Правильный гость пожаловал лет через десять. До панихиды по лабрадору племянника оставался час, он хотел убить время, зашел в музей немного развеяться и у витрины с артефактом обмер.

— Это оно, — прошептал этот уже довольно пожилой человек. – Вот оно где! Невероятно. Но почему, откуда?

Он не поехал на поминки и застрял в администрации. Хранителю экспозиции учинили допрос. Подняли архивы, нашли Кондрата, но и тут ничего не выяснилось.

— Как же оно угодило внутрь? – тихо спросил посетитель.

Ответить ему не сумели.

— Мне нужна эта вещь, — сказал он дрожащим голосом. – Я заплачу.

Администрация, сильно напуганная возможными неприятностями, уступила экспонат за половину первой – весьма немалой – цены, какая пришла ей в голову.

Гость сунул артефакт в карман пиджака и поспешил к выходу.

— А что это такое? – спохватились сзади.

Но он только отмахнулся.

Он летел к автобусу, как на крыльях.

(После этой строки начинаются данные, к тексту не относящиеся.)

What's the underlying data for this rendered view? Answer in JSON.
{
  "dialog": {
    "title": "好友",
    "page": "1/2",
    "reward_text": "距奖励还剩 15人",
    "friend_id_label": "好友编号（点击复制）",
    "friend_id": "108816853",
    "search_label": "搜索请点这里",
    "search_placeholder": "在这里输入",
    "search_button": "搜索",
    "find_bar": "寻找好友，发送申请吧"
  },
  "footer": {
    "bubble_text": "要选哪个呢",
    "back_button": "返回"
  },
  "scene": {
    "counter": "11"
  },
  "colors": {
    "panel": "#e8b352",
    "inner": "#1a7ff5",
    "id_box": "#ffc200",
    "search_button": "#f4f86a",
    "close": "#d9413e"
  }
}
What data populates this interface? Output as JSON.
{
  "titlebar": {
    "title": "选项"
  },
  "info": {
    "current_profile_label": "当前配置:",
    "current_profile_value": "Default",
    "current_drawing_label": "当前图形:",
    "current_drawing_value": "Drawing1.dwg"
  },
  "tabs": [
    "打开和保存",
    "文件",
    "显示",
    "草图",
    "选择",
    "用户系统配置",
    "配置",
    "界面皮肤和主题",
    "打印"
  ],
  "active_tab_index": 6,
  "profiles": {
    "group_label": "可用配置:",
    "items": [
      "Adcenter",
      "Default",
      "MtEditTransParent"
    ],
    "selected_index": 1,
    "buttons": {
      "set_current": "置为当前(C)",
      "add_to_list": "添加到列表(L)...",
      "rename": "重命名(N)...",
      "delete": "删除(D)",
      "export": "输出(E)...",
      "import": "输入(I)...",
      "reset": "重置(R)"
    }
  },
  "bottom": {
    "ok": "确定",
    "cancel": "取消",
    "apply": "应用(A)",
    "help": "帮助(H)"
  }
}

Жизнь у Кондрата была упорядочена за исключением одного эпизода, а у этого человека в ней царил совершенный сумбур. Но в одном – казалось бы, уже безнадежном — пункте для него неожиданно наступила мало-мальская ясность, и он был счастлив.

— Остановись, мгновенье, — приговаривал он.

Если вернуться в начало, то да, он часто спрашивал себя, куда же все-таки подевались шестьдесят три года, но сейчас, нежданно помолодев и живя минутой, не собирался забивать голову такой ерундой.